Just when the Antalya conference to create the General Staff was held, in December 2012, fresh shipments of weapons & ammo started pouring into northern Syria, secretly shipped in from Croatia and other sources (this has been well covered by bloggers like Brown Moses and correspondents like C. J. Chivers). And what do you know, both the General Staff’s Antalya conference and these Croatian guns seem to have been paid for by Saudi Arabia. Coincidence? Not likely. Judging from who’s been seen firing the weapons, they seem to have been distributed more or less among the commanders who endorsed the General Staff. And that was always the idea: The General Staff was set up as a flag to rally the Western/Gulf-backed factions around, and probably also a funding channel and an arms distribution network, rather than as an actual command hierarchy. Idriss’s foreign sponsors do of course hope that it will eventually solidify into the latter, but we haven’t seen it happen yet.   As Chivers has speculated on his own blog, it may be that this is how the pitch was made in Washington, but it’s very likely that on the ground, the distribution system is allowing those non-Syrian actors doing the legwork - for the most part, hired Iraqi and Turkish hands along with the intelligence services of the Arab monarchy, rather than the CIA or DIA - to play favorites better than the EU or US have.

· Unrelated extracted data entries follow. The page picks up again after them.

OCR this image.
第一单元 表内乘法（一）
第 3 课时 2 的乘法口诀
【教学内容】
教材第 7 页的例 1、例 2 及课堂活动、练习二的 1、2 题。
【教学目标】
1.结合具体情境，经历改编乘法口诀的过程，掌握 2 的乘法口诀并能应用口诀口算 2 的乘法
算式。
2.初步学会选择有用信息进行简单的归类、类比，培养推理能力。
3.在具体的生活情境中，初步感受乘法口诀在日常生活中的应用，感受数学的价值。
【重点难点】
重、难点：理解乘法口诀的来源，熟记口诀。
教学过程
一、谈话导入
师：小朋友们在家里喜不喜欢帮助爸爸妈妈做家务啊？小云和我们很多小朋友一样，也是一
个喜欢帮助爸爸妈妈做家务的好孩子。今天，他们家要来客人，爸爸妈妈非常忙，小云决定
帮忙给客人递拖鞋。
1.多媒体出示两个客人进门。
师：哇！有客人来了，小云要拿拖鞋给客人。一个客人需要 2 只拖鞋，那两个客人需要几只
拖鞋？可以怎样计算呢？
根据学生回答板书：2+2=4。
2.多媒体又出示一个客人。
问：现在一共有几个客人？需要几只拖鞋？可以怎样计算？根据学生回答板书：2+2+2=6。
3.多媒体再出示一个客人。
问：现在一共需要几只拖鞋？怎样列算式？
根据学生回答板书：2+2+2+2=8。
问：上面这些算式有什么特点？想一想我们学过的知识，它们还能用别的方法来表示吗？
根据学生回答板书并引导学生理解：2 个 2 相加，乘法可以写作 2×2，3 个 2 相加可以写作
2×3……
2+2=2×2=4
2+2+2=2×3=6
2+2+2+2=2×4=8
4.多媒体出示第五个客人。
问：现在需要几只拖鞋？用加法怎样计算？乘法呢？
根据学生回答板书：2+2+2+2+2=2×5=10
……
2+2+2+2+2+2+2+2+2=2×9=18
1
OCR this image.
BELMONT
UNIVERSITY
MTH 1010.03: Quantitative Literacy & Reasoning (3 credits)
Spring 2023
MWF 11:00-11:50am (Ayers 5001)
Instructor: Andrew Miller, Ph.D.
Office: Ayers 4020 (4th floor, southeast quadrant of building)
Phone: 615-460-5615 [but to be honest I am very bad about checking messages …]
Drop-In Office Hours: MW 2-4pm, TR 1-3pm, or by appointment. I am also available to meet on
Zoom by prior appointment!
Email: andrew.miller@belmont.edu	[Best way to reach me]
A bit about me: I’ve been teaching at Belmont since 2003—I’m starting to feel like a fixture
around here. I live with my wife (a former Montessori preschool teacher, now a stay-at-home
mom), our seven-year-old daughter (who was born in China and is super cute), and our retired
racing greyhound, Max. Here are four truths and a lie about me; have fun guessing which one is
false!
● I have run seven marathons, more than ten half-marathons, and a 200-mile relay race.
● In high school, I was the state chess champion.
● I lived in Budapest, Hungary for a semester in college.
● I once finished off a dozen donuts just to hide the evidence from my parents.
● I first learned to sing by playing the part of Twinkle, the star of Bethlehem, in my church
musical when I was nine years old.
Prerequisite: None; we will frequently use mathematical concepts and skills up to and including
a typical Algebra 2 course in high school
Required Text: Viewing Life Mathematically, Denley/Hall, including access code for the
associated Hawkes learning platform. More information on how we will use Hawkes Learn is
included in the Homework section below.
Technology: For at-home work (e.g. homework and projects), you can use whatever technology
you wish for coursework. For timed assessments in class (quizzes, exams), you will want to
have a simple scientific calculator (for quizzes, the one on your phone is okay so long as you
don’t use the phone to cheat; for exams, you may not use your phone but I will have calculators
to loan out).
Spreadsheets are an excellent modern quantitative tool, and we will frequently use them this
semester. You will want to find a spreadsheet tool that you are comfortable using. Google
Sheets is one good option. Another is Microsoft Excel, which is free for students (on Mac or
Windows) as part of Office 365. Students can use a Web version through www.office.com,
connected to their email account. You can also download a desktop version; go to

It does not appear that the arms supply effort – whether it has been 4 or 75+ planeloads of ex-Yugoslavian Army gear flown from Zagreb to Amman – has been able to substitute for the lack of organization among rebel fronts (or, on the field, yet match Assad’s qualitative advantage in planes, artillery and armor). Lund concludes:

A unified rebel leadership would spare Syria much of the bloodshed that lies ahead. Not just because an organized rebel army would pack more of a punch in the struggle against Bashar el-Assad’s fascist dictatorship, and could put a leash on the most unpleasant salafi extremist factions. But also – and this matters a lot more than the fate of either Assad or al-Qaeda – because only a functioning opposition leadership will be able to minimize the period of Lebanon-style armed anarchy and sectarian bloodshed that lies ahead for Syria, and help reestablish a central government when Assad’s is gone for good.